Le moteur propose aussi un mode synthèse. Il permet de générer un résumé clair et concis des papiers cités pour répondre à la question de l’utilisateur. Il est encore en bêta et pas entièrement au point, mais le concept est très intéressant. C’est typiquement le genre d’outil qui permettra bientôt aux non-initiés de se renseigner facilement sur une thématique complexe à partir de sources fiables.
Des informations fiables et cohérentes… tant qu’il y a consensus
À l’usage, le moteur semble extrêmement performant sur les questions où il existe un consensus. Par exemple, quand on lui demande si le réchauffement climatique est une réalité, il propose immédiatement plusieurs extraits des papiers de référence qui ont aidé à le mettre en évidence. Il est aussi possible d’accéder au document original en un clic.
En revanche, cela fonctionne nettement moins bien lorsqu’on sort de ce cadre bien défini. Et malheureusement, c’est souvent le cas en science. Les études probantes à 100 % sont des exceptions, et la plupart des papiers se contentent de présenter prudemment quelques pistes et éléments de réponse intéressants.

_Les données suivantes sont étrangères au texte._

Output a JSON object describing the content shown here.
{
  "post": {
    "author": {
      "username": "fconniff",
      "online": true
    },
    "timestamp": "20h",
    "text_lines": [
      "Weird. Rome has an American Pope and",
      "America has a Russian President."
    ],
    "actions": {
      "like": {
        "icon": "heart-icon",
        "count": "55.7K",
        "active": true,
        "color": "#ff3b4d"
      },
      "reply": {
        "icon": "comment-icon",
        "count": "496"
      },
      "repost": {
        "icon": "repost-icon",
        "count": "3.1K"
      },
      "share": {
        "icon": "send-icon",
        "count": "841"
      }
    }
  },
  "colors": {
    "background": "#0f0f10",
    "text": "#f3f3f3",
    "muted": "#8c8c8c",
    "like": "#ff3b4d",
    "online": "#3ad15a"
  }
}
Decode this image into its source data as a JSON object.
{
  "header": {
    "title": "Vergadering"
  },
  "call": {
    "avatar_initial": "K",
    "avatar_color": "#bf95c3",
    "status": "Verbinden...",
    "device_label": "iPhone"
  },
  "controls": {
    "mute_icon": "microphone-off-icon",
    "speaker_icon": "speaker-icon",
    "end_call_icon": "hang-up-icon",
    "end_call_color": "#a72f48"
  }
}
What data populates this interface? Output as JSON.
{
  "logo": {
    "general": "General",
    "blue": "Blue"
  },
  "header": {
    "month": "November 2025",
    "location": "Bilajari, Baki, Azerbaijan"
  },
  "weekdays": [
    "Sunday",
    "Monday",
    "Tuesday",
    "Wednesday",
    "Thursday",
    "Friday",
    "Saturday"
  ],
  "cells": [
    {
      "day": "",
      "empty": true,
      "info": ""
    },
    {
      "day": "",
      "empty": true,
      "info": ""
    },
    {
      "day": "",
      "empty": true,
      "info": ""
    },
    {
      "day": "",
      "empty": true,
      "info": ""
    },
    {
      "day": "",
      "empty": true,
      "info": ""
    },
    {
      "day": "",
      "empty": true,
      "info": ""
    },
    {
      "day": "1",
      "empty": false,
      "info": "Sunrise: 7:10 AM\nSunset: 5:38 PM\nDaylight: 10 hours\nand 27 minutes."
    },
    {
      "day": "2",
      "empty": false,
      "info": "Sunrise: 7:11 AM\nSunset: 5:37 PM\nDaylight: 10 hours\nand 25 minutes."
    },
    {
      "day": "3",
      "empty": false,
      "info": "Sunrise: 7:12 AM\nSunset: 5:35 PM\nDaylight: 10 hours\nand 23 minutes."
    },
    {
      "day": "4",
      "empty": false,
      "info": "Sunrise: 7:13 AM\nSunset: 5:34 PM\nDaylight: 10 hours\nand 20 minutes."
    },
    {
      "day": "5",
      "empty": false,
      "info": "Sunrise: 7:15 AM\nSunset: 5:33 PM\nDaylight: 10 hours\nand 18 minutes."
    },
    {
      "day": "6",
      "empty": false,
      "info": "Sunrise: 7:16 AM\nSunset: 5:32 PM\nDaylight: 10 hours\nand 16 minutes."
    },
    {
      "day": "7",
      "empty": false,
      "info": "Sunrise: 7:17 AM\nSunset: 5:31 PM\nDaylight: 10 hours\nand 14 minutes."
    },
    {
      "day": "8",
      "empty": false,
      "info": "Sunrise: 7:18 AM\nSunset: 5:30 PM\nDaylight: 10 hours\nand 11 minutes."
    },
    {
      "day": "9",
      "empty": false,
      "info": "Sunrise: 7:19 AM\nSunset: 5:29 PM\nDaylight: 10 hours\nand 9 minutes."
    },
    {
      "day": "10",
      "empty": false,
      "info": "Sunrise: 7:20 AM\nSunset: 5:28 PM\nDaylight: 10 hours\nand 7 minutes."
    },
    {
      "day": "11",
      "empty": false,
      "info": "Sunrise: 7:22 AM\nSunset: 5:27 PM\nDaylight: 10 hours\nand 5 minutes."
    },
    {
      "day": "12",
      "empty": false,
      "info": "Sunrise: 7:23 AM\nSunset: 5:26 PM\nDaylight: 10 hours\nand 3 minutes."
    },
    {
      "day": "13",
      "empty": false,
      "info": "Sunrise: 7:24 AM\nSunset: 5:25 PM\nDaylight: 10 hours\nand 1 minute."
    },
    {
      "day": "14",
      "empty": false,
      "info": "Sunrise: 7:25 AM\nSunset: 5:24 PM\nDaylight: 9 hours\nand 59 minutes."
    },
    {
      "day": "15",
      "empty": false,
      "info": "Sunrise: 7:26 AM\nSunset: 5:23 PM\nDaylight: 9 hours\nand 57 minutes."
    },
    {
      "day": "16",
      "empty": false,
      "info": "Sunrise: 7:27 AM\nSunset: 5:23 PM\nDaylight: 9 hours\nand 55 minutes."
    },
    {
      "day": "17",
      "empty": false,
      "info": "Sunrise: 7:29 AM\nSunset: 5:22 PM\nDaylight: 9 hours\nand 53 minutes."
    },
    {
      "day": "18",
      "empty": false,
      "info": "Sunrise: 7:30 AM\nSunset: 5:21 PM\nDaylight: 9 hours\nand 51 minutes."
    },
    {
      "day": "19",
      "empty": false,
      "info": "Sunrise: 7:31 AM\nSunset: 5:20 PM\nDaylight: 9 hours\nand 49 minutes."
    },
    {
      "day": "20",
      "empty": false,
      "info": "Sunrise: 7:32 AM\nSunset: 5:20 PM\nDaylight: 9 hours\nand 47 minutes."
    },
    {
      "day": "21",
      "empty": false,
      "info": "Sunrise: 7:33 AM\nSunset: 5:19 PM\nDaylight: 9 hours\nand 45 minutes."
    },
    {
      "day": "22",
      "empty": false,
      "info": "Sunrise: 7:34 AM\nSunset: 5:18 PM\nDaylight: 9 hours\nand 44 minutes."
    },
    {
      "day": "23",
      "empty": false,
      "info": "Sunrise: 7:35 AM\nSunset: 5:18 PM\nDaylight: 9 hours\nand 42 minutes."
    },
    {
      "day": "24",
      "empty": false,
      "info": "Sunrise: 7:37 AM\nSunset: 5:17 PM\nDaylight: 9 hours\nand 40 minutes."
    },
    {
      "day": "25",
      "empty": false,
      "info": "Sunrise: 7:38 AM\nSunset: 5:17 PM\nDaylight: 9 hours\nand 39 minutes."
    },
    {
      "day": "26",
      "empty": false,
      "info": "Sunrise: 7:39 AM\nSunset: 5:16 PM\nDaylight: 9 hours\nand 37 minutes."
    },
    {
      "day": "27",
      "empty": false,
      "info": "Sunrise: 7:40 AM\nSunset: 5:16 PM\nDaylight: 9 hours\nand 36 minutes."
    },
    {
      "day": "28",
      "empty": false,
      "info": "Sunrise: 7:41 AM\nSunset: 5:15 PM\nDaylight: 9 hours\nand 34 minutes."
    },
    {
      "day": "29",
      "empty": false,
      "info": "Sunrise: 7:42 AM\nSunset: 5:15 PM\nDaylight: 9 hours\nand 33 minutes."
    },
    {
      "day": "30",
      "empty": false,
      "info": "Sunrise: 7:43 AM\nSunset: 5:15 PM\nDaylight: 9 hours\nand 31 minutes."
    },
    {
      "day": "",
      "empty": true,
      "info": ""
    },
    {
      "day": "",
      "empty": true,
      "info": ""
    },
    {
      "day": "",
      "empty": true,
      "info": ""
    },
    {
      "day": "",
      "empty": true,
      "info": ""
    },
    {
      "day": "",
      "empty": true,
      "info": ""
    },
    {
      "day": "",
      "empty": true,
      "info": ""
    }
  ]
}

Dans ces cas de figure où la réponse n’est pas parfaitement tranchée et où il faut faire preuve de nuance, l’intérêt de Consensus est moins évident. Il rencontre aussi des soucis lorsqu’on lui pose une question volontairement provocatrice ou trop large, comme “est-ce que les vaccins fonctionnent ?“. Il recrache alors une collection d’extraits qui sont généralement tous valides individuellement, mais pas forcément très cohérents entre eux car basés sur des cas particuliers. Un utilisateur qui n’est pas familier du sujet pourrait donc être induit en erreur.
À noter qu’il faut aussi maîtriser la langue de Shakespeare, puisque l’archimajorité des publications scientifiques sont en anglais.Une piste à approfondir
Mais Consensus n’est encore qu’au stade de la bêta ouverte, et on peut donc lui pardonner ces écueils. Car dans l’ensemble, il faut admettre que le résultat est assez bluffant. Même s’il faut bien évidemment rester alerte et ne pas faire aveuglément confiance au moteur, il semble déjà remarquablement fiable. En une grosse demi-heure de test, il nous a toujours fourni des réponses très convaincantes sur des questions de biologie, de chimie organique, d’astrophysique… Et à chaque fois qu’une petite incohérence semblait apparaître, un clic sur le papier original a toujours permis de lever le doute.
Consensus est loin d’être la seule entreprise à travailler sur un moteur de recherche dopé au machine learning. On peut notamment citer Google avec Bard ou Microsoft avec la déclinaison AI de Bing. Mais à notre connaissance, c’est la première fois qu’un service met à ce point l’accent sur la fiabilité des sources. Et c’est peut-être une approche dont la concurrence devrait s’inspirer. Il conviendra donc de suivre l’évolution de ce service avec une attention toute particulière, car les initiatives de ce genre sont rares dans l’écosystème actuel.